Monitoring democratic institutions through public records
Tracking presidential actions and new regulations. Government actions that bypass normal legislative or regulatory processes, concentrate decision-making authority, or expand executive power beyond established norms.
AI content assessment elevated
AI content assessment elevated with high P2 concern rate. Warrants close examination.
Several significant executive actions drew strong congressional responses during the week of March 3, 2025. Reports emerged that President Trump would sign an executive order to shut down the Department of Education entirely—an action the administration has framed as returning education decisions to the states. Administration officials made public statements suggesting the executive branch might not always be required to follow federal court orders. The President declared a national emergency to impose sanctions on International Criminal Court officials, citing national security and the protection of U.S. personnel. And plans were announced to cut approximately 80,000 employees from the Department of Veterans Affairs, with the administration pointing to efficiency improvements.
This might matter because the Department of Education was created by an act of Congress in 1979, and only Congress has the constitutional authority to eliminate it. If a president can effectively dissolve a congressionally created agency by executive order, it could undermine Congress's power to structure the federal government—a core feature of the separation of powers. Similarly, statements from senior officials questioning whether the executive branch must obey court orders could erode judicial review, the mechanism that has kept government power in check since 1803. Multiple senators found these statements alarming enough to introduce a resolution reaffirming the legitimacy of judicial review.
Senator Durbin documented specific quotes from officials including a DOJ nominee who testified "there is no hard and fast rule about whether, in every instance, a public official is bound by a court decision." Separately, the President used emergency economic powers to sanction International Criminal Court personnel investigating U.S. and Israeli nationals. On the workforce side, Senator Schumer described a plan to cut roughly 80,000 VA staff, and Senator Durbin detailed the firing of USDA researchers mid-project.
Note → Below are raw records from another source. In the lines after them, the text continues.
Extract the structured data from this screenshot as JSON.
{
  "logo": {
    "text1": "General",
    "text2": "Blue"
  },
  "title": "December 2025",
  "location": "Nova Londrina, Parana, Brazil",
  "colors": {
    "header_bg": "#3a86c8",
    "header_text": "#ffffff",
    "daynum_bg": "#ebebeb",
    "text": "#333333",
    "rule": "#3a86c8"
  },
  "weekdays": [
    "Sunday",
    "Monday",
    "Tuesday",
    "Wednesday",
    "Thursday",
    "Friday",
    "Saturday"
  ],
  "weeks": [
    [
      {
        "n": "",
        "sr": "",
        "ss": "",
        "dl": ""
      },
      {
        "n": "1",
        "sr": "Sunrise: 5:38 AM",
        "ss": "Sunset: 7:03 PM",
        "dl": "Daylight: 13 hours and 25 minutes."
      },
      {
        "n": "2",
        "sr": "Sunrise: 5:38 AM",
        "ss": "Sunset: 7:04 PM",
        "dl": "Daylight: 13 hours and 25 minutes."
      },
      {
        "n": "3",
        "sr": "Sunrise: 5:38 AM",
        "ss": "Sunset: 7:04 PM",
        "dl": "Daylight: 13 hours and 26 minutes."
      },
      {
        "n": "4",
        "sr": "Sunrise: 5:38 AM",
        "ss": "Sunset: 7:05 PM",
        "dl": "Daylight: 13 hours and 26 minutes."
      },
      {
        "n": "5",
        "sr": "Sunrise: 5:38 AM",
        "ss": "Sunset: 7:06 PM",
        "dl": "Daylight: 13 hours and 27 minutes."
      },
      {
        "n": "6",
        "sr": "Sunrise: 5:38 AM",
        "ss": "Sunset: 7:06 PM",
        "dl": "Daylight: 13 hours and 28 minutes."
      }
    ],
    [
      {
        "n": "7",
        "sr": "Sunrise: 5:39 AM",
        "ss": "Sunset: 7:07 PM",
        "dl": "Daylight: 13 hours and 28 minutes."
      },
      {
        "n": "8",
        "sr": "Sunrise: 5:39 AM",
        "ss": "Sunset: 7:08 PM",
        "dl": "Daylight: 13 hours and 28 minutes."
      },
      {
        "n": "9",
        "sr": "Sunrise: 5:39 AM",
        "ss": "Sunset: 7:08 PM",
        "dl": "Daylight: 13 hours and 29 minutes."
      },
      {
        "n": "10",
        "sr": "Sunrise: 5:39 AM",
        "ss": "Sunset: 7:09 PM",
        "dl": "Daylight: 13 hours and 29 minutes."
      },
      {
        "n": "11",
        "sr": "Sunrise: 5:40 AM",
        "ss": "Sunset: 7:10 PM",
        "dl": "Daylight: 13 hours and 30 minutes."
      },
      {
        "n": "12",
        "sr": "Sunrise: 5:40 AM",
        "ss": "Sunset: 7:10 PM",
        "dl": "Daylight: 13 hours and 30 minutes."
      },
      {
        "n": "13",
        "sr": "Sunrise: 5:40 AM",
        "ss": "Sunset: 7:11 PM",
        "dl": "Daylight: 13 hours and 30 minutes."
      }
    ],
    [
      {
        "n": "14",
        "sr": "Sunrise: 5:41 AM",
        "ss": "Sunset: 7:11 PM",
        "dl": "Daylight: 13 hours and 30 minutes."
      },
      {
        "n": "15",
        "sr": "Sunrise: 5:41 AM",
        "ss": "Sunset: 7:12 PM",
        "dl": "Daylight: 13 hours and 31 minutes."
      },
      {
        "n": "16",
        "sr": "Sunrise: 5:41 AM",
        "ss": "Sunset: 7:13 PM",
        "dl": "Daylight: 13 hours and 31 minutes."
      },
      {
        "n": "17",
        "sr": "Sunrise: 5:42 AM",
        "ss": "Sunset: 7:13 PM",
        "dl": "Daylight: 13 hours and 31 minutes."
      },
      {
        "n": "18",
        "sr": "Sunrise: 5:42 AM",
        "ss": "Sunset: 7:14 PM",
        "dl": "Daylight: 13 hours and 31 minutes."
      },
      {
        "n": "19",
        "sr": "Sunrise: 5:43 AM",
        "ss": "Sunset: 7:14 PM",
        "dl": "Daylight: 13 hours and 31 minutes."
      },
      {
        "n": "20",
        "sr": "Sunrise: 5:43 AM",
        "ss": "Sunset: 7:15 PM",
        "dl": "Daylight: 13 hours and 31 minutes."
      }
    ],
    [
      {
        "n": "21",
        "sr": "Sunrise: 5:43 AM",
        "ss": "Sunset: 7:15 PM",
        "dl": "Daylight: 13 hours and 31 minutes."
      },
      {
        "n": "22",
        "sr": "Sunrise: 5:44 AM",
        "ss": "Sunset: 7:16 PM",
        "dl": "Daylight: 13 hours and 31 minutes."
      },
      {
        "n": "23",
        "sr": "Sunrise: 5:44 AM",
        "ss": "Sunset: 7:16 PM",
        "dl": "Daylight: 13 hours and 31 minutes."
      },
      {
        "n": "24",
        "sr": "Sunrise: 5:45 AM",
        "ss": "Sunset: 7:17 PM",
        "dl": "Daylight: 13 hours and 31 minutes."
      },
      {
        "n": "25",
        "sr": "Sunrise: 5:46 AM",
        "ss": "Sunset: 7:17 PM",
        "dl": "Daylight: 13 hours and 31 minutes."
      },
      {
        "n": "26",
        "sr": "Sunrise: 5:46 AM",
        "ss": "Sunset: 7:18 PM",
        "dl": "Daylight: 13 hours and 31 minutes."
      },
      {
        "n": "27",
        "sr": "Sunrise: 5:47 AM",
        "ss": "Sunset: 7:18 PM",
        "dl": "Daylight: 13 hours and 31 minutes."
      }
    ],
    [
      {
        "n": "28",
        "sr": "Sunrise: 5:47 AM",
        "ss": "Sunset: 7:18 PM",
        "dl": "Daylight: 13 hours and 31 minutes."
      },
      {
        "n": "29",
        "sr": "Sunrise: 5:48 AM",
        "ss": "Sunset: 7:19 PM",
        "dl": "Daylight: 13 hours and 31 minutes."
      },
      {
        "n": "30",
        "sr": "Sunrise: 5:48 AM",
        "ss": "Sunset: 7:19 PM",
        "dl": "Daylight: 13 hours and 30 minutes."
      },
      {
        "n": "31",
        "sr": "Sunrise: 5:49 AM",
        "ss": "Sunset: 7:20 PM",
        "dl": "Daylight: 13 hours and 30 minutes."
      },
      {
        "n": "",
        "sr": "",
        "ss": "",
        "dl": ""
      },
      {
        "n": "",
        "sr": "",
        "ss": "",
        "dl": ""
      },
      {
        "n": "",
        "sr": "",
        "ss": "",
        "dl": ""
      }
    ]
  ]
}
There are important alternative explanations. Most critically, the evidence this week comes entirely from opposition lawmakers' floor speeches, which are designed to make the strongest possible case against the administration—the actual legal effect of these actions will be determined by courts. Presidents have historically reorganized agencies and reduced federal workforces as part of legitimate policy agendas. These actions may also represent a negotiation strategy with Congress rather than final positions. And U.S. opposition to the ICC is a longstanding bipartisan position.
Limitations. This analysis is based on AI review of public congressional documents and does not include the executive orders themselves or agency-level implementation data. It is AI-generated analysis, not a finding of fact.